For the first time in its modern history, an analysis published Wednesday found, the court decided more cases using its secretive "shadow docket" than using the regular process.
Unlike the so-called "merits docket," in which cases undergo lengthy periods of review, parties file briefs and make oral arguments for their side, and the justices issue extensive signed rulings explaining their reasoning, shadow docket decisions are expedited and offer little mechanism for accountability.
They are often unsigned, with no final vote count or explanation of the court’s decision, and are often issued within hours of legal action being taken, leaving no time for deliberation or public input.
These cases are meant to be reserved for emergency or temporary interventions. But as Trump has attempted to exert unprecedented executive authority that often brazenly pushes legal boundaries, ProPublica found that the court's use of the shadow docket has exploded.
The analysis found that during the last Supreme Court term, the court issued 63 decisions on the shadow docket, compared with just 56 on the merits docket. Analyzing more than two decades of decisions by the high court, they found that the court has never come close to issuing this many secret decisions in any previous term.

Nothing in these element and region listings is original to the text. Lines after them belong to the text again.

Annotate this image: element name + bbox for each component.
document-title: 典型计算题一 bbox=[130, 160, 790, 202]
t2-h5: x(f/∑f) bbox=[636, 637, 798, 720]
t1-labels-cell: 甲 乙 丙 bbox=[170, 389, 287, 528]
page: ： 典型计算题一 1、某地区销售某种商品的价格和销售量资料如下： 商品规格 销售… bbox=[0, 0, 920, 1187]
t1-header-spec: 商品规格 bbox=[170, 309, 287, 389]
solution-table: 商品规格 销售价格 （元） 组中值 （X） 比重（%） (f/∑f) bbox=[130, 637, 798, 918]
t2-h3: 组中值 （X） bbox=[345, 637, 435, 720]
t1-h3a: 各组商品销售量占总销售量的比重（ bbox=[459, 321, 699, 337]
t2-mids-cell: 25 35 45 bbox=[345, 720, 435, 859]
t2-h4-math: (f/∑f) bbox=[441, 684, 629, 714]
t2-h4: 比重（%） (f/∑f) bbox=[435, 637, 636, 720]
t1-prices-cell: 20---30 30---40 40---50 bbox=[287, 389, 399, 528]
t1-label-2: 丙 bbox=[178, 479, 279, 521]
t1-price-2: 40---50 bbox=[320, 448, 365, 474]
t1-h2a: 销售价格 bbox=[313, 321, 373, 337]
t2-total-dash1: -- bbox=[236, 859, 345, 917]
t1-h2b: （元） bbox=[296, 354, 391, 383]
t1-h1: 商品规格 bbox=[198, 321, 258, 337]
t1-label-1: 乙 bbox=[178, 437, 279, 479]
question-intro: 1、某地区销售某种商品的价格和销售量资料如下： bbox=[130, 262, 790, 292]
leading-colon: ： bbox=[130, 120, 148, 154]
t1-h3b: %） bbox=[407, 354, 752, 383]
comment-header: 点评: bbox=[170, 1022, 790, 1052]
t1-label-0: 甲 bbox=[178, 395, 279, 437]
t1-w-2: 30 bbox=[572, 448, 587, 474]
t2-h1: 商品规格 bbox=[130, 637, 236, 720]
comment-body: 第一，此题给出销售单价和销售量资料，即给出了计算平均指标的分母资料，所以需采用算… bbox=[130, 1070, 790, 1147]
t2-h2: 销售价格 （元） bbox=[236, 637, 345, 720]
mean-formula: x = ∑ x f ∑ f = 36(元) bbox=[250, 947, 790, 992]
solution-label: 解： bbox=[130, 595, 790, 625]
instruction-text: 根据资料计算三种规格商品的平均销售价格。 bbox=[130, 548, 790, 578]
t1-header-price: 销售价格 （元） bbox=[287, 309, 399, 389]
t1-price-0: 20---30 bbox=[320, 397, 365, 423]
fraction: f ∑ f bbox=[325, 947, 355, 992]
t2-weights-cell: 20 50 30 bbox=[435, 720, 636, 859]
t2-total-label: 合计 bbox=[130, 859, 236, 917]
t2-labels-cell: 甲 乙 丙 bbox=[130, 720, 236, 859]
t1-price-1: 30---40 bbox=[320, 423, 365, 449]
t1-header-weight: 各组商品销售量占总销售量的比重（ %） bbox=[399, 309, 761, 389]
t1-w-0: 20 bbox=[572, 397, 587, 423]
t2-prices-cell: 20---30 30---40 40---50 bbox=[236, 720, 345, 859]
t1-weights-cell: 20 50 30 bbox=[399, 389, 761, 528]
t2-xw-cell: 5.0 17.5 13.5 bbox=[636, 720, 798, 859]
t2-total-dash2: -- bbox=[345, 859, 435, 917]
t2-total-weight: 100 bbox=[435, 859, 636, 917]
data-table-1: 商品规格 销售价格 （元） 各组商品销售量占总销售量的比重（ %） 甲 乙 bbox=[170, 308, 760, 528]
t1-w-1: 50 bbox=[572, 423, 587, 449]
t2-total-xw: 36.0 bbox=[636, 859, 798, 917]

This is due largely to the Trump administration's unprecedented petitioning to have cases decided on the shadow docket after elements of the president's agenda were stymied by lower courts.
As ProPublica explained, the court "has repeatedly green-lit policies of his that lower courts have blocked—and has done so with little to no explanation," and often the decisions have been highly consequential and "have thrown lower courts’ processes into turmoil and have sometimes directly contradicted longstanding legal precedent."
On June 23, 2025, after a lower court had ruled that eight men being deported to South Sudan should have due process, the Supreme Court intervened after a request from the administration to stop that order. The men were deported. The majority didn’t issue an opinion justifying its ruling.
Three months later, the Supreme Court voted to allow immigration agents to stop people based on racial or ethnic characteristics while still-ongoing litigation against it proceeded. To justify the decision, Justice Brett Kavanaugh wrote a rare shadow docket opinion that people who were in the country legally would be “free to go after the brief encounter.” These became known as “Kavanaugh stops.” Last year, ProPublica found more than 170 citizens who had been stopped and detained by ICE agents. The more than 50 Americans held even after agents learned of their citizenship were almost all Latino.
And in May, while an election in Louisiana was already underway, the justices allowed the state to immediately redraw its electoral map, removing one of the two majority-Black voting districts. Louisiana can now use that map for the 2026 midterms as part of a nationwide redistricting battle for control of the House of Representatives—an effort touched off by Trump’s call for Republican-led states to create more safe seats for themselves.
An analysis by the legal group Court Accountability in October found that the Supreme Court sided with Trump 90% of the time in the 23 orders included in its analysis of his second administration through October 2025, nearly all of which were issued on the shadow docket.
“The patterns show a court going out of its way to enable Trump,” Stephen Vladeck, a law professor at Georgetown University and a Supreme Court analyst, told ProPublica.
Noting that the American public’s approval of the high court has fallen substantially in recent years, Leslie Proll, a civil rights lawyer and the former director of voting rights at the Leadership Conference on Civil and Human Rights, called the court’s unprecedented secrecy “utterly disgraceful.”
"That hugely consequential cases are decided with no transparency," she said, "only adds to the court's illegitimacy and further decreases the public's confidence."